Bakan Çelik, HDP milletvekillerinin gözaltına alınmaları ve bazılarının tutuklanmalarına ilişkin son gelişmeler hakkındaki hassasiyetlerini muhataplarıyla paylaştı. Çelik, halkın iradesiyle seçilenlere saygının demokratik yaklaşımlarının temeli olduğunu ancak, ‘teröre, şiddete ve silahlı eylemlere destek olanların seçilmişlik zırhına sığınarak, yargı sistemini tanımama ve her türlü hukuksuzluğu işleme hakkına da sahip olamayacaklarını' belirtti.

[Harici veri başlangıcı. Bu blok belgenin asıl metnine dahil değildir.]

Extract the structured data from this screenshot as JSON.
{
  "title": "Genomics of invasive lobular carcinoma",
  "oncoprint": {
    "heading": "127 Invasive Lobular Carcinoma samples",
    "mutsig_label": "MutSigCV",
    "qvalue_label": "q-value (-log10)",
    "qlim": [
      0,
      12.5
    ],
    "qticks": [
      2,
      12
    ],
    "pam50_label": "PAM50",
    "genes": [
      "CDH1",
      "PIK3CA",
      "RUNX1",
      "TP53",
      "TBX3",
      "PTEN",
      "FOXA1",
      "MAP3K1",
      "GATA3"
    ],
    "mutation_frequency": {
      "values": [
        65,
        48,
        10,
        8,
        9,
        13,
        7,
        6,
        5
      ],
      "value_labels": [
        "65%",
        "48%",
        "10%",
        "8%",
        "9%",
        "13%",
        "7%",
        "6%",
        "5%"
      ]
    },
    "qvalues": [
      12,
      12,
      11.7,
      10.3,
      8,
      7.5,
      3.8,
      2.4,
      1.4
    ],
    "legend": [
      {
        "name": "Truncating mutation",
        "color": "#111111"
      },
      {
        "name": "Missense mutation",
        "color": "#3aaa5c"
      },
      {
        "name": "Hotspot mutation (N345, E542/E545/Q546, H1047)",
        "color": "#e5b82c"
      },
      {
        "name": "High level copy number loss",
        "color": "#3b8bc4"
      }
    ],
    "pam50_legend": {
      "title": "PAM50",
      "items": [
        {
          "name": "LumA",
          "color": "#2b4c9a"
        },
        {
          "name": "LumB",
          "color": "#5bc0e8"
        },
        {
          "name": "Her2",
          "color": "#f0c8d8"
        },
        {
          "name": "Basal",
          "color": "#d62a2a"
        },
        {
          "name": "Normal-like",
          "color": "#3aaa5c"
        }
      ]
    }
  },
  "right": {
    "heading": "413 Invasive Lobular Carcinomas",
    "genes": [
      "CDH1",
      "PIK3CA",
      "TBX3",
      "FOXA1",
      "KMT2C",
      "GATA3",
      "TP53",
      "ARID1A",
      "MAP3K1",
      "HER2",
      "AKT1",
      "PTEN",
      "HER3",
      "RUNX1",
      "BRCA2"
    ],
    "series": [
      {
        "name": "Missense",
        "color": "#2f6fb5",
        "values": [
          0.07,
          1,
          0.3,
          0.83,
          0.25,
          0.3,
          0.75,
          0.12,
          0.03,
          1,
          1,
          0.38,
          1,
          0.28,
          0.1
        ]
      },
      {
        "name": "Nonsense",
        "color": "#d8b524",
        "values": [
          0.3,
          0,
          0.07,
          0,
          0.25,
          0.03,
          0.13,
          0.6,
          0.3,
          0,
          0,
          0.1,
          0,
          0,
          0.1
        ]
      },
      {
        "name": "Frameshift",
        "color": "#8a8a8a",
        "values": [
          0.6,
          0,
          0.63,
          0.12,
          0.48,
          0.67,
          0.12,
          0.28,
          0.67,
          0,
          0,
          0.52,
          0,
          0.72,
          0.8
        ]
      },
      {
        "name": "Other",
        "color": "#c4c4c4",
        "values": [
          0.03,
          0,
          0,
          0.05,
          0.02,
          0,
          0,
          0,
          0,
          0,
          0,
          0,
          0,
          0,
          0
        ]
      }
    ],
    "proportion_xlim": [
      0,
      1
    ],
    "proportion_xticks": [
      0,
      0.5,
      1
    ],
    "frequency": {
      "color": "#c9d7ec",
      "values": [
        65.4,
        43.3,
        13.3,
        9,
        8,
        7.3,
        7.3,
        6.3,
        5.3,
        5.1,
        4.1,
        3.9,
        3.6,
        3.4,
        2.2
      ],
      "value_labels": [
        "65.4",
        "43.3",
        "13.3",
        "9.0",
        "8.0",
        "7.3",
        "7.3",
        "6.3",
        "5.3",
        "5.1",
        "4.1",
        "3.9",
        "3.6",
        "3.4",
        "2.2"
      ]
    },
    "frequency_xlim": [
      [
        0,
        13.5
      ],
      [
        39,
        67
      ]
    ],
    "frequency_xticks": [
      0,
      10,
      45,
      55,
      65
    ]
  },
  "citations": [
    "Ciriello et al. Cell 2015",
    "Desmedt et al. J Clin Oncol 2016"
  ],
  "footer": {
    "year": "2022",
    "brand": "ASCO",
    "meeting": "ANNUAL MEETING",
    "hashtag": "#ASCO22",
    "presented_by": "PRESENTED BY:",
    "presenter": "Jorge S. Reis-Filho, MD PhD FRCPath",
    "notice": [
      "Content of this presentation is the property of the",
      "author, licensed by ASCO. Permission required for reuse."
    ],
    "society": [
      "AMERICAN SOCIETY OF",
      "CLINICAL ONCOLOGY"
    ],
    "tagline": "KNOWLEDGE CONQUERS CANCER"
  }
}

‘GÜÇLÜ VE YAPICI DİYALOG OLMAK İSTERİZ'
Çelik, HDP'li milletvekillerinin 3 kere ifade vermek üzere savcılığa davet edildikleri halde, davete icabet etmediklerini, dokunulmazlıkları kaldırılan diğer tüm liderlerin ve milletvekillerinin ifade verdiklerini, ancak HDP'nin bu konuyu ‘PKK adına siyasi propagandaya dönüştürmek istediğini', AB tarafından yapılan açıklamaları da bu amaçla kullandıklarını söyledi.
"Çeşitli olaylarda AB'nin eksik bilgi ile Türkiye Cumhuriyeti makamlarına yönelik tek taraflı çağrı yapmak yerine dengeli açıklamalar yapması gerektiğini" ifade eden Çelik, AB makamlarının ayrıca bazı milletvekillerine Türk yargısına saygı duymaları, PKK'yı ‘terör örgütü' ilan etmeleri ve kınamaları yönünde güçlü mesajlar vermesi gerektiğini, bunu maalesef hiçbir zaman göremediğimizi, AB'nin PKK'nın propagandasına alet olmamasını beklediklerini de vurguladı.
'DENGELİ TEPKİ VERİLMELİ'
Bakan Çelik, ayrıca, Belçika'da PKK'yla iltisaklı özel ve tüzel kişiler hakkında yürütülen soruşturmada kovuşturmaya yer olmadığına karar verilmesinden duydukları rahatsızlığı ve derin hayal kırıklığını da vurguladı.
Bakan Çelik, gelişmeler hususunda AB ile temas içinde olacaklarını, AB'nin ülkemizdeki gelişmeleri doğru anlaması ve dengeli tepkiler vermesi için diyalog kanallarının açık olduğunu da sözlerine ekledi.